Die Phänomene Fremdenfeindlichkeit und Ausländerhatz, ausgehend von Johannesburg und der Hafenstadt Durban, hatten Südafrika erstmals im Jahr 2008 weltweit in die Schlagzeilen gebracht. Damals kam es zu gewaltsamen Übergriffen, die auch Tote forderten, von südafrikanischen Bewohnern der Slumviertel gegen Flüchtlinge aus dem Nachbarland Simbabwe sowie aus Nigeria, Mosambik und Malawi. Die verarmten Südafrikaner in den Townships werfen den Migranten und Flüchtlingen vor, ihnen Arbeitsplätze und Wohnraum streitig zu machen. Während der WM wurden neue Gewaltausbrüche durch die massiven Sicherheitsmaßnahmen unterbunden.
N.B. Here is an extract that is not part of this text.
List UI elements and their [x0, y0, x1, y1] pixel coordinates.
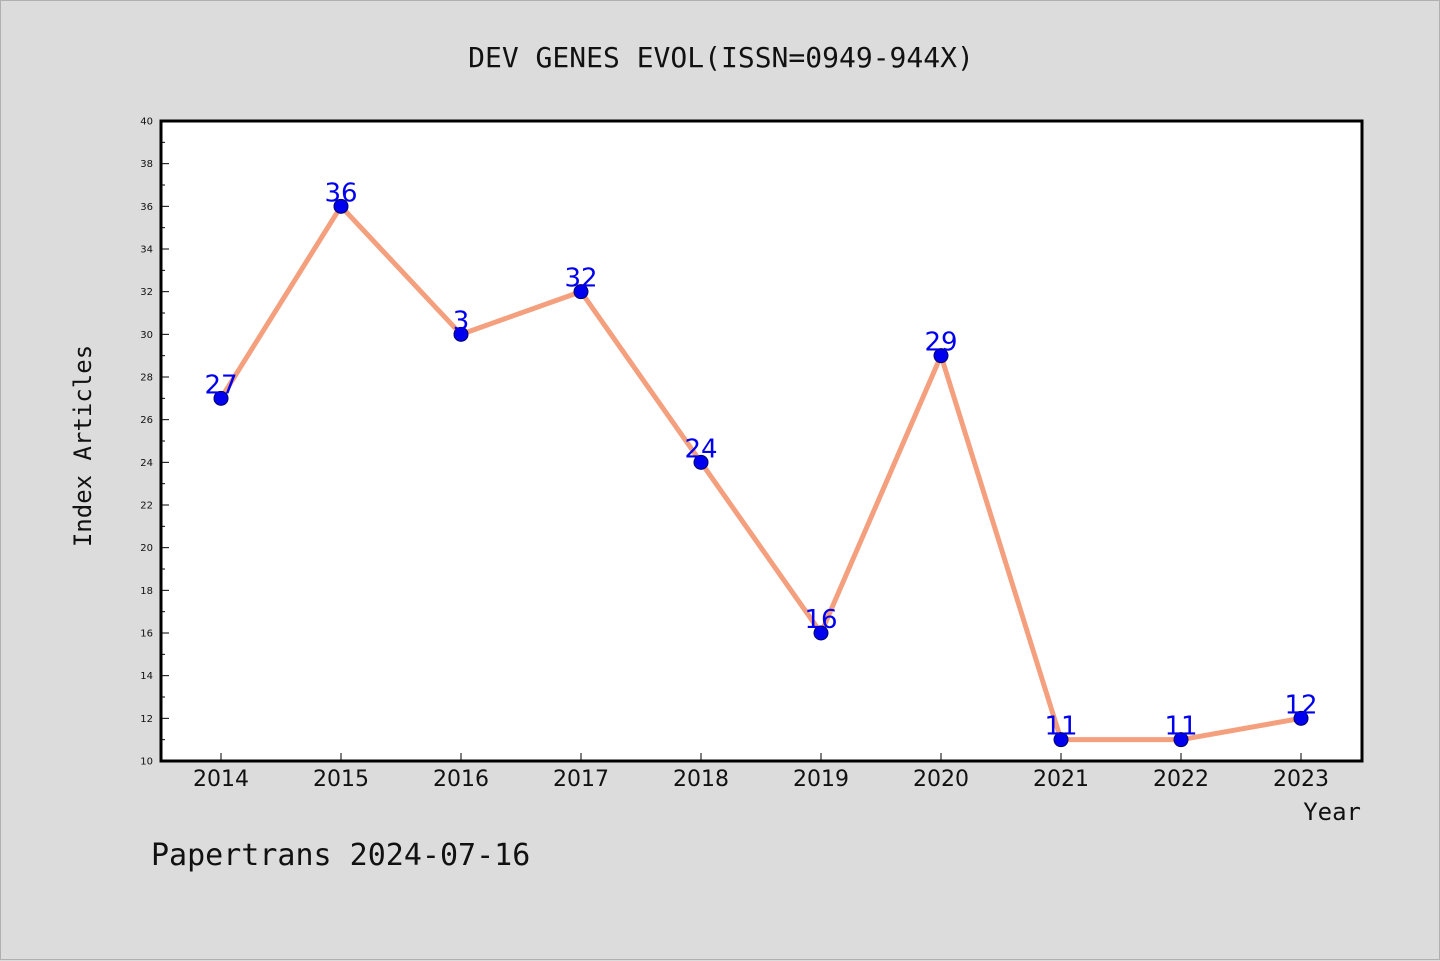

Während Menschenrechtler angesichts einer drohenden neuen Welle der Xenophobie nach dem World Cup immer eindringlicher Alarm schlagen, suchen die Kirchen nach Wegen, diese Gefahr abzuwenden. Eine von Tlhagale angeführte Delegation der Religionsgemeinschaften appellierte bereits Anfang Juli im Gespräch mit Präsident Jacob Zuma (68), seinem Vize Kgalema Mothlanthe (61) und weiteren Regierungsoffiziellen, die Hinweise auf Fremdenfeindlichkeit ernst zu nehmen und ihnen entschlossen entgegenzutreten. Dem National Religious Leader's Forum haben sich neben Bischöfen der christlichen Kirchen auch Repräsentanten etwa der Muslime, Juden, Buddhisten und Hindus angeschlossen. In der Unterredung mit dem Staats- und Regierungschef thematisierten sie auch das Anliegen, die nationale Einheit, die moralische Erneuerung sowie die Beziehungen zwischen den Religionsgemeinschaften und dem Staat zu fördern.
Unmittelbar zum Auftakt der Fußball-WM appellierte Thlagale dann an jene, die neuen Fremdenhass schüren, ihrem Protest gegen gesellschaftliche Probleme in Südafrika mit anderen Mitteln Ausdruck zu verleihen. Die Vorwürfe, mit denen Migranten und Flüchtlinge zu Sündenböcken für soziale Missstände gemacht würden, entbehrten jeder Grundlage. Im Übrigen bewirke die Zuwanderung eher neue Arbeitsplätze als deren Zerstörung. Die Regierung, so unterstrich der SACBC-Vorsitzende, habe angesichts der vielen Krisenherde in den Nachbarregionen mit der Öffnung der Grenzen für Flüchtlinge ein gutes und richtiges Signal für die noch junge Demokratie am Kap gegeben.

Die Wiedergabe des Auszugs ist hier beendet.